UYDUR KAYDIR ŞEYLERLE ORTAYA ÇIKIYORLAR

CHP İstanbul İl Başkan Yardımcısı Murat Bakır ise şöyle konuştu: “Siyasal iktidar en baştan, daha doğrusu AK Parti'nin genel başkanı yıllar önce şunu söyledi: Dedi ki, “İktidara gitmek için her yol mübahtır.” Nitekim iktidara geldiler. Gelmeden önce de hatta şöyle bir söylemi vardı: “Demokrasi bizim için amaç değil, araçtır.” Demokrasiyi araç olarak kullandılar. Yolculukta her şeyi mübah olarak gördüler. 23 yıldır bu memleketi yönettiler. Fakat başka bir sözü daha vardı:  “İstanbul'u alan, Türkiye'yi alır” demişti ki son iki yerel seçimde, iki yerel seçimde üç defa İstanbul’u kaybetti. Sandıkta alamadığı İstanbul’u bu sefer çeşitli propagandalarla, kayyumlarla almaya çalışıyor. Yani hani itirafı vardı ya, “İktidara gitmek için her yol mübahtır” Şimdi “İktidarda kalmak için her yol mübahtır.” deniyor. Bu kadar net. Hani bir de bunların bir bakanı vardı, şöyle bir şey söylemişti: “Siz uygulamayı yapın, yasa peşinizden gelir.” Şimdi bizim cumhurbaşkanı adayımızı, belediye başkanlarımızı, gençleri, gazetecileri, iş insanlarını, sendikacıları, ötekini berikini alıyorlar. Aynen Soylu Bakan’ın dediği gibi: “Siz tutuklayın, suçu arkadan uydururuz.” Nitekim bugün yaptıkları olay bu. Elle tutulur, gözle görülür bir suç da bulamıyorlar. İddialarının hemen hepsi sürüyor. Bunun da farkındalar. Ama iktidarda tutunmak için kafalarının arkasında ne var göremiyoruz, ama çeşitli uydur kaydır bir sürü şeyle ortaya çıkarıyorlar. Başakşehir Belediyesi’nin özellikle çalışması gereken dört tane mahallesi var: Şahintepe, Altınşehir, Güvercintepe, Ziya Gökalp. Özellikle çalışması gereken… Ama gel gör ki bu mahallelere çivi çakmıyor ve Türkiye'nin de en büyük bütçelerinden birisini yöneten bir ilçe belediyesi. Eğer yolsuzluğa, usulsüzlüğe siyasal iktidar bakacaksa, gerçekten bu konuda da samimiyse, o zaman önce bir kendi kapılarının önünü süpürsünler. Önce bir kendi belediyelerine bir baksınlar. Daha sonra aşağıya doğru bütün ülkedeki belediyeleri tarayabilirler. Ve başka bir şey; eğer gerçekten yine samimilerse, bir belediyenin 5 yılına değil, 10 yılına doğru geriye bir tarama yapsınlar. Bu İBB için de geçerli, ilçe belediyeleri için de geçerli. 10 yıl, daha fazlası istemiyoruz. 10 yıl geriye doğru tarasınlar bakalım, Önlerine ne çıkacak göreceğiz…  Kendi görevlendirdikleri Sayıştay müfettişlerine bile inanmıyorlar.  İktidarda kalmak için “Her yol mübah”ı uyguluyorlar.
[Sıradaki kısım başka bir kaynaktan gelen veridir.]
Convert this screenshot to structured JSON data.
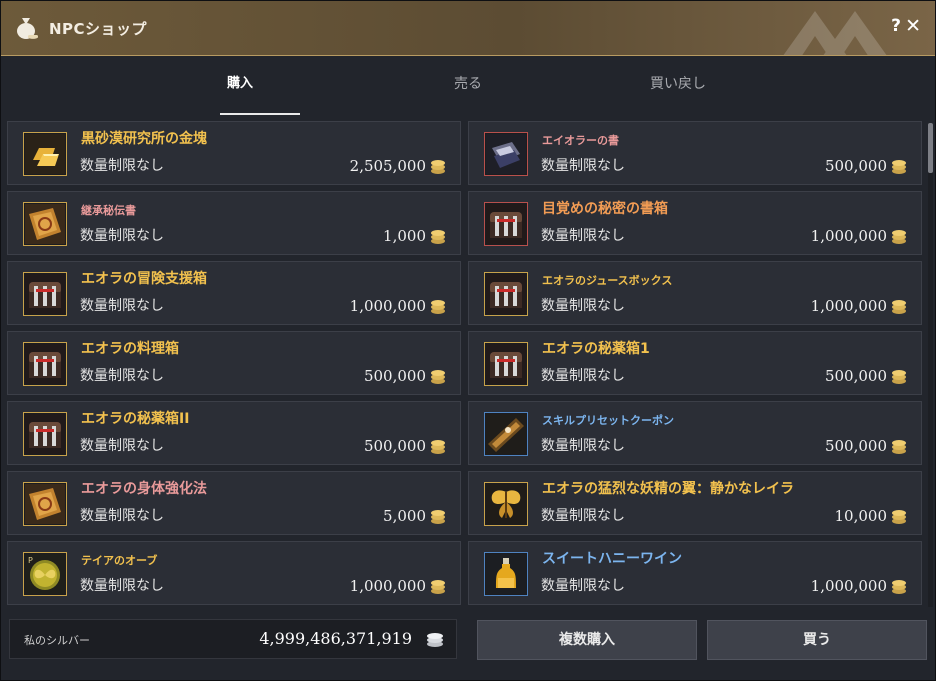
{
  "window": {
    "title": "NPCショップ",
    "help": "?",
    "close": "✕"
  },
  "tabs": [
    {
      "label": "購入",
      "active": true
    },
    {
      "label": "売る",
      "active": false
    },
    {
      "label": "買い戻し",
      "active": false
    }
  ],
  "items": [
    {
      "name": "黒砂漠研究所の金塊",
      "limit": "数量制限なし",
      "price": "2,505,000",
      "icon": "gold-bar-icon"
    },
    {
      "name": "エイオラーの書",
      "limit": "数量制限なし",
      "price": "500,000",
      "icon": "book-icon"
    },
    {
      "name": "継承秘伝書",
      "limit": "数量制限なし",
      "price": "1,000",
      "icon": "skill-book-icon"
    },
    {
      "name": "目覚めの秘密の書箱",
      "limit": "数量制限なし",
      "price": "1,000,000",
      "icon": "chest-icon"
    },
    {
      "name": "エオラの冒険支援箱",
      "limit": "数量制限なし",
      "price": "1,000,000",
      "icon": "chest-icon"
    },
    {
      "name": "エオラのジュースボックス",
      "limit": "数量制限なし",
      "price": "1,000,000",
      "icon": "chest-icon"
    },
    {
      "name": "エオラの料理箱",
      "limit": "数量制限なし",
      "price": "500,000",
      "icon": "chest-icon"
    },
    {
      "name": "エオラの秘薬箱1",
      "limit": "数量制限なし",
      "price": "500,000",
      "icon": "chest-icon"
    },
    {
      "name": "エオラの秘薬箱II",
      "limit": "数量制限なし",
      "price": "500,000",
      "icon": "chest-icon"
    },
    {
      "name": "スキルプリセットクーポン",
      "limit": "数量制限なし",
      "price": "500,000",
      "icon": "coupon-icon"
    },
    {
      "name": "エオラの身体強化法",
      "limit": "数量制限なし",
      "price": "5,000",
      "icon": "skill-book-icon"
    },
    {
      "name": "エオラの猛烈な妖精の翼：静かなレイラ",
      "limit": "数量制限なし",
      "price": "10,000",
      "icon": "fairy-wings-icon"
    },
    {
      "name": "テイアのオーブ",
      "limit": "数量制限なし",
      "price": "1,000,000",
      "icon": "orb-icon"
    },
    {
      "name": "スイートハニーワイン",
      "limit": "数量制限なし",
      "price": "1,000,000",
      "icon": "wine-bottle-icon"
    }
  ],
  "footer": {
    "silver_label": "私のシルバー",
    "silver_value": "4,999,486,371,919",
    "multi_buy": "複数購入",
    "buy": "買う"
  }
}
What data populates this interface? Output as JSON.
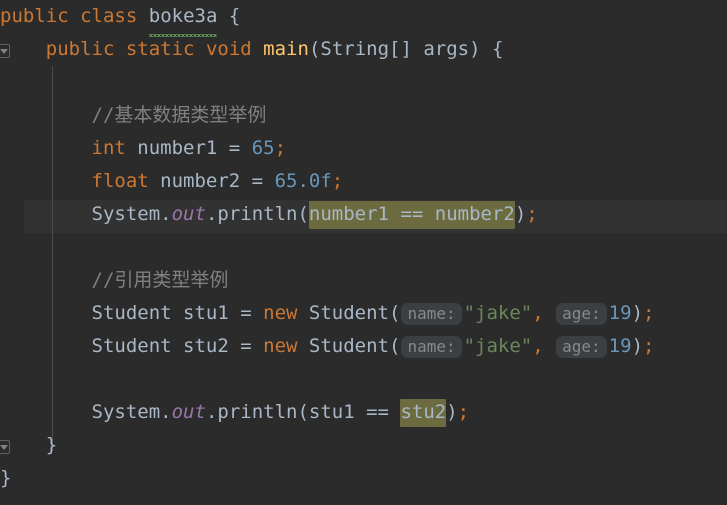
{
  "editor": {
    "language": "Java",
    "colors": {
      "background": "#2b2b2b",
      "current_line_background": "#323232",
      "default_text": "#a9b7c6",
      "keyword": "#cc7832",
      "method": "#ffc66d",
      "number": "#6897bb",
      "string": "#6a8759",
      "comment": "#808080",
      "static_field": "#9876aa",
      "selection_highlight": "#6b6b3f",
      "inlay_hint_background": "#3c3f41",
      "inlay_hint_text": "#868a8c",
      "indent_guide": "#4b4b4b",
      "error_squiggle": "#629755"
    },
    "current_line_number": 6,
    "fold_markers": [
      {
        "name": "fold-marker-class",
        "line": 1
      },
      {
        "name": "fold-marker-method",
        "line": 2
      },
      {
        "name": "fold-marker-method-end",
        "line": 13
      }
    ],
    "lines": [
      {
        "n": 1,
        "tokens": [
          {
            "t": "public",
            "c": "kw"
          },
          {
            "t": " ",
            "c": "plain"
          },
          {
            "t": "class",
            "c": "kw"
          },
          {
            "t": " ",
            "c": "plain"
          },
          {
            "t": "boke3a",
            "c": "cls",
            "squiggle": true
          },
          {
            "t": " ",
            "c": "plain"
          },
          {
            "t": "{",
            "c": "brace"
          }
        ]
      },
      {
        "n": 2,
        "tokens": [
          {
            "t": "    ",
            "c": "plain"
          },
          {
            "t": "public",
            "c": "kw"
          },
          {
            "t": " ",
            "c": "plain"
          },
          {
            "t": "static",
            "c": "kw"
          },
          {
            "t": " ",
            "c": "plain"
          },
          {
            "t": "void",
            "c": "kw"
          },
          {
            "t": " ",
            "c": "plain"
          },
          {
            "t": "main",
            "c": "mthd"
          },
          {
            "t": "(",
            "c": "brace"
          },
          {
            "t": "String",
            "c": "type"
          },
          {
            "t": "[] ",
            "c": "plain"
          },
          {
            "t": "args",
            "c": "plain"
          },
          {
            "t": ") ",
            "c": "brace"
          },
          {
            "t": "{",
            "c": "brace"
          }
        ]
      },
      {
        "n": 3,
        "tokens": []
      },
      {
        "n": 4,
        "tokens": [
          {
            "t": "        ",
            "c": "plain"
          },
          {
            "t": "//基本数据类型举例",
            "c": "cmt"
          }
        ]
      },
      {
        "n": 5,
        "tokens": [
          {
            "t": "        ",
            "c": "plain"
          },
          {
            "t": "int",
            "c": "kw"
          },
          {
            "t": " number1 ",
            "c": "plain"
          },
          {
            "t": "= ",
            "c": "plain"
          },
          {
            "t": "65",
            "c": "num"
          },
          {
            "t": ";",
            "c": "semi"
          }
        ]
      },
      {
        "n": 6,
        "tokens": [
          {
            "t": "        ",
            "c": "plain"
          },
          {
            "t": "float",
            "c": "kw"
          },
          {
            "t": " number2 ",
            "c": "plain"
          },
          {
            "t": "= ",
            "c": "plain"
          },
          {
            "t": "65.0f",
            "c": "num"
          },
          {
            "t": ";",
            "c": "semi"
          }
        ]
      },
      {
        "n": 7,
        "current": true,
        "tokens": [
          {
            "t": "        ",
            "c": "plain"
          },
          {
            "t": "System",
            "c": "cls"
          },
          {
            "t": ".",
            "c": "plain"
          },
          {
            "t": "out",
            "c": "field"
          },
          {
            "t": ".",
            "c": "plain"
          },
          {
            "t": "println",
            "c": "plain"
          },
          {
            "t": "(",
            "c": "brace"
          },
          {
            "t": "number1 == number2",
            "c": "plain",
            "hl": true
          },
          {
            "t": ")",
            "c": "brace"
          },
          {
            "t": ";",
            "c": "semi"
          }
        ]
      },
      {
        "n": 8,
        "tokens": []
      },
      {
        "n": 9,
        "tokens": [
          {
            "t": "        ",
            "c": "plain"
          },
          {
            "t": "//引用类型举例",
            "c": "cmt"
          }
        ]
      },
      {
        "n": 10,
        "tokens": [
          {
            "t": "        ",
            "c": "plain"
          },
          {
            "t": "Student",
            "c": "cls"
          },
          {
            "t": " stu1 ",
            "c": "plain"
          },
          {
            "t": "= ",
            "c": "plain"
          },
          {
            "t": "new",
            "c": "kw"
          },
          {
            "t": " ",
            "c": "plain"
          },
          {
            "t": "Student",
            "c": "cls"
          },
          {
            "t": "(",
            "c": "brace"
          },
          {
            "t": "name:",
            "hint": true
          },
          {
            "t": "\"jake\"",
            "c": "str"
          },
          {
            "t": ", ",
            "c": "semi"
          },
          {
            "t": "age:",
            "hint": true
          },
          {
            "t": "19",
            "c": "num"
          },
          {
            "t": ")",
            "c": "brace"
          },
          {
            "t": ";",
            "c": "semi"
          }
        ]
      },
      {
        "n": 11,
        "tokens": [
          {
            "t": "        ",
            "c": "plain"
          },
          {
            "t": "Student",
            "c": "cls"
          },
          {
            "t": " stu2 ",
            "c": "plain"
          },
          {
            "t": "= ",
            "c": "plain"
          },
          {
            "t": "new",
            "c": "kw"
          },
          {
            "t": " ",
            "c": "plain"
          },
          {
            "t": "Student",
            "c": "cls"
          },
          {
            "t": "(",
            "c": "brace"
          },
          {
            "t": "name:",
            "hint": true
          },
          {
            "t": "\"jake\"",
            "c": "str"
          },
          {
            "t": ", ",
            "c": "semi"
          },
          {
            "t": "age:",
            "hint": true
          },
          {
            "t": "19",
            "c": "num"
          },
          {
            "t": ")",
            "c": "brace"
          },
          {
            "t": ";",
            "c": "semi"
          }
        ]
      },
      {
        "n": 12,
        "tokens": []
      },
      {
        "n": 13,
        "tokens": [
          {
            "t": "        ",
            "c": "plain"
          },
          {
            "t": "System",
            "c": "cls"
          },
          {
            "t": ".",
            "c": "plain"
          },
          {
            "t": "out",
            "c": "field"
          },
          {
            "t": ".",
            "c": "plain"
          },
          {
            "t": "println",
            "c": "plain"
          },
          {
            "t": "(",
            "c": "brace"
          },
          {
            "t": "stu1 == ",
            "c": "plain"
          },
          {
            "t": "stu2",
            "c": "plain",
            "hl": true
          },
          {
            "t": ")",
            "c": "brace"
          },
          {
            "t": ";",
            "c": "semi"
          }
        ]
      },
      {
        "n": 14,
        "tokens": [
          {
            "t": "    ",
            "c": "plain"
          },
          {
            "t": "}",
            "c": "brace"
          }
        ]
      },
      {
        "n": 15,
        "tokens": [
          {
            "t": "}",
            "c": "brace"
          }
        ]
      }
    ]
  }
}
CHP Başakşehir Basın Komisyonu Başkanı Erkan Özmen, basın mensuplarının sorunlarına dair bir konuşma gerçekleştirdi.

YÜZDE 300’LERE VARAN ARTIŞ YAPACAKLAR


Başakşehir Belediye Meclisi CHP Grup Başkanvekili ve İBB Belediye Meclisi Üyesi Nizamettin Kümeç şöyle konuştu: “Emlak vergileri dört yılda bir artıyor. Bu değerleme oranları çalışmaları devam ediyor. Bizim aldığımız bilgilere göre Başakşehir Belediyemiz anormal bir artışa hazırlanıyor. Belediyemizin çalışması sonucu yüzde 300’ler civarı emlak vergisi artışları vatandaşımızla yüzyüze getirilecek. Bu dört yıllık sürede dar gelirliye yüzde 30’luk zamklar reva görülürken emlak vergilerinde yüzde 300’lere varan artışlar açıklanacağını bekliyoruz. Başakşehir, Şahintepe, Güvercintepe, ara bölge ve Bahçeşehir özelinde ayrı ayrı değerlendirme yapabiliriz. Özellikle imar ve kentsel dönüşüm anlamında bir bölgemiz var ki çok sıkıntılı ama bir türlü planı yapılamayan, rantsal dönüşümün ön planda tutulduğu bölgelerimiz var. İki mahallemiz var: Şahintepe ve Ziya Gökalp Mahallesi. Şimdi özellikle Şahintepe özelinde planlar, Başakşehir Belediyesi kendini devre dışı çıkartarak, Çevre ve Şehircilik Bakanlığı üzerinden vatandaşı da son derece mağdur ederek planlar yaptı. Tabii vatandaşın arsasını parçalayarak, Arnavutköy Hacımaşlı’ya attı bir kısmını. Yani vatandaşın yıllardır beklediği ve geleceğini bağladığı bu arsalarını parça parça ederek değersizleştirmeyi planladı. Vatandaş da hakkını savunabilmek adına yüzlerce dava açtı burayla ilgili… Belediyelerimizde, işte, 2019 sonrası belediyeleri aldığımızda "İhale dosyalarını bize verin" diye bir talep geldi. Ama ne hikmetse AKP’li belediyelerden hiçbirinden bu talep gelmedi. Mesela Başakşehir’den hiç bu talep edilmedi. Bu da manidar bir durum. Durum bundan ibaret. Özellikle Başakşehir özelinde, başkanımız da söyledi: yüzde 65–70’lik arsa satışları… İstanbul Büyükşehir Belediyesi’nde vatandaşın talebi doğrultusunda 100 metrekare, 200 metrekare arsa satın alma taleplerine cevap verilirken çok itirazlarla karşı karşıya geliyoruz. Yani şimdi 100 metrekare, 200 metrekareye itiraz eden AK Partili meclis üyeleri, Başakşehir’de 30.000, 40.000, 50.000 metrekarelik yani 50 dönümlük yerleri tamamen görmezden geliyor. Bu, gözü kör, kulağı sağır denilebilecek bir durumdur işin açıkçası. Bir de İstanbul Büyükşehir Belediyemizin Başakşehir ile ilgili projeleri de tabii ki var. Özellikle şu anda proje hazırlık çalışmasında Kayaşehir’de eski kurban kesim alanıyla ilgili, İstanbul Büyükşehir Belediyemiz çok önemli sosyal ve kültürel anlamda Başakşehir’e çok değer katacak proje çalışmalarını yapıyor. Bu, yakın zamanda devreye girecektir.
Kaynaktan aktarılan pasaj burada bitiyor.